What I didn't say to him then, but do now, was that unfortunately, I don't think you ever enjoyed the same self-confidence that you helped build in me.

You were a possessor of great charm and unquestioning generosity. You taught me how to appreciate fine wines, how to carry myself in any situation, and always assured me that while fine things were alright, you could never beat the pleasure and honesty of a pie and a pint.

Wherever I have been in the world, we always had time for the Chelsea. Remember that time when you were almost unconscious in hospital, and the Special One came on the TV in your hospital room?

"Mou mou mou rinho!" you spluttered, as you entered consciousness.

But my favourite of all time, was a year ago last Spring, when we were all standing round your bed in Intensive Care. We'd nearly lost you in the ambulance, and had been discussing how to cancel your big 80th birthday party.

Unaware of where you were, or how close you had come to death, your first words as you opened your eyes:

'Who's ordering the wine for the party?"

You couldn't understand why we all fell about laughing. Your spirit was so strong it will live forever amongst us.
I love you Dad. I love you very much.
God knows, I'll miss you.

6 comments:

Dave said...

Hey Charlie, lovely piece.

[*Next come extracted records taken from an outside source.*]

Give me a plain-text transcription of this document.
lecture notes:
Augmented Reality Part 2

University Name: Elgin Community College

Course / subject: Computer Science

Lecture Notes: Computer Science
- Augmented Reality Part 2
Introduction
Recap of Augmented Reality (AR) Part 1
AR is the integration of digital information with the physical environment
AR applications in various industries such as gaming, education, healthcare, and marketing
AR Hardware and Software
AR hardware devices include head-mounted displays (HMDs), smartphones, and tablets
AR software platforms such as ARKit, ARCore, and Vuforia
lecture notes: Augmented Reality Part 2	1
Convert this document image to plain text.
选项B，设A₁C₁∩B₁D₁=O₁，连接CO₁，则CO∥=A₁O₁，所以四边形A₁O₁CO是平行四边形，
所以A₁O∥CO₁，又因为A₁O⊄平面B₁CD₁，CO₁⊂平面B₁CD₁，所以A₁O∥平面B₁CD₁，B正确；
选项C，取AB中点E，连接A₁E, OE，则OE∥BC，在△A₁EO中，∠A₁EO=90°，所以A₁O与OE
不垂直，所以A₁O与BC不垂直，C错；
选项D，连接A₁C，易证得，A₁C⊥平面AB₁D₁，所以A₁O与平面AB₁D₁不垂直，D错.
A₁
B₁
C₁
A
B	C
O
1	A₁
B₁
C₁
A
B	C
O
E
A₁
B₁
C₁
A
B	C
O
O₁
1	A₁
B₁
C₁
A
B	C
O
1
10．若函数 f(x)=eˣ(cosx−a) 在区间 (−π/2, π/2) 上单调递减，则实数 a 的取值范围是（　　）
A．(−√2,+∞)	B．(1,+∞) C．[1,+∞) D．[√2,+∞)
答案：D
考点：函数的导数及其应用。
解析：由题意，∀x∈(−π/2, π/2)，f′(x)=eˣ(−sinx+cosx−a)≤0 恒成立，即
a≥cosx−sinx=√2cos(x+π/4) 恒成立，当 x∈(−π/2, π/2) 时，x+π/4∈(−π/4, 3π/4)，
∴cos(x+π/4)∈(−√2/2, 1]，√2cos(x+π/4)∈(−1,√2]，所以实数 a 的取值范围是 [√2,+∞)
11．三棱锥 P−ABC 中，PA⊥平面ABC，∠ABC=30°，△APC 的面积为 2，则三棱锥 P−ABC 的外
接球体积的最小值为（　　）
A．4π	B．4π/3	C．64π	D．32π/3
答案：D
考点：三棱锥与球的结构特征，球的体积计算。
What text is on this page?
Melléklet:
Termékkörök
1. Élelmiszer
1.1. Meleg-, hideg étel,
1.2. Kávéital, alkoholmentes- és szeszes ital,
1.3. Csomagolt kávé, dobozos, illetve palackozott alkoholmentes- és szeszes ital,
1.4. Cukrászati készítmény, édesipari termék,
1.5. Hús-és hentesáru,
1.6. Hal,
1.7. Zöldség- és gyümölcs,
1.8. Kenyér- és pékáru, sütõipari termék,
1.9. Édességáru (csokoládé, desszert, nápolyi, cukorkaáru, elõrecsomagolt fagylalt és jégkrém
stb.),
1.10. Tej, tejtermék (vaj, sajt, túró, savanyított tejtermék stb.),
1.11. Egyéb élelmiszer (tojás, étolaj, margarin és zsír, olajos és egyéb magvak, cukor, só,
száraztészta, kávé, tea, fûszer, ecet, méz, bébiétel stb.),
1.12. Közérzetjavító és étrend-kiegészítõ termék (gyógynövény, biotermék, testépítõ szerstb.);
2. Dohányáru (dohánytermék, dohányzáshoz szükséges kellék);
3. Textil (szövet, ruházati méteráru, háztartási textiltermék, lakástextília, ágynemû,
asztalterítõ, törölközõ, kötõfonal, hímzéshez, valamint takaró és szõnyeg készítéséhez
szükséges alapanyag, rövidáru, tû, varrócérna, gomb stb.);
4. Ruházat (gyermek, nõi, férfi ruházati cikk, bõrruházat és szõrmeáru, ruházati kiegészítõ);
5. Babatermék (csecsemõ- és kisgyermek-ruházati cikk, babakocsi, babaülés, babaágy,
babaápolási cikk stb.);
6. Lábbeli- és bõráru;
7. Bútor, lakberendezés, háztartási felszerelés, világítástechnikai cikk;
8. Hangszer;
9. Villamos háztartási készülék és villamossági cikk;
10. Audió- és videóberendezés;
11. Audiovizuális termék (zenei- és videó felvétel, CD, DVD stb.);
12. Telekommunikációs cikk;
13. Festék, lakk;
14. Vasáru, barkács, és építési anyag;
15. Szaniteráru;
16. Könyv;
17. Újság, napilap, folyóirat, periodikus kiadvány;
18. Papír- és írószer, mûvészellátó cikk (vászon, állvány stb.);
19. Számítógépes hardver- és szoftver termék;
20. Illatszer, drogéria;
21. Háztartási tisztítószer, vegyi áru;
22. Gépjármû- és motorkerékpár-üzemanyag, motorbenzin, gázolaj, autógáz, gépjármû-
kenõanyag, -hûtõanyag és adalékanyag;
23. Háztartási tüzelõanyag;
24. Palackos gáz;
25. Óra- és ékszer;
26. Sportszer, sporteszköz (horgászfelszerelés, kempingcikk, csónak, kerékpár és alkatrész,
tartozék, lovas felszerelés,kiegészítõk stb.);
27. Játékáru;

I'd not seen the obituary before and was moved by it.

It was a privilege to have known your dad and to have laughed, argued and bantered with him.

Here's to you John...

Charlie Adley said...

Thanks Dave - kind words and welcome thoughts- he'd have enjoyed those old arguments as much as you did at the time - a bit of divilment about Mutually Assured Destruction goes a long way!

johnbendel said...

I know and share in my heart that this is not the point but this is beautiful writing. John Adley was that special man - a spirit that just lifted you when you were around him. A rare talent in a Dad, and like you say, an inspiration.
Love to John and to you.
The other Johnny x

Jeanne said...

I loved your piece about your Dad when I originally read it and told you how moved I was. And there you go doing it to me again - my eyes all misty once more. Beautiful writing and such a lovely and loving tribute to your Dad. Thanks for re-posting.

David Rainger said...

To me he was always quite different to most other parents - so much more approachable and fun, and with his sense of humour and huge generosity any generation gap seemed to just melt away...

Charlie Adley said...

Thanks Dave - he certainly had a way of smiling like a cheeky child and yes, he was generous. Nice to know he was so approachable too, thanks.

Tried to leave comments on your blog but it didn't work for some reason!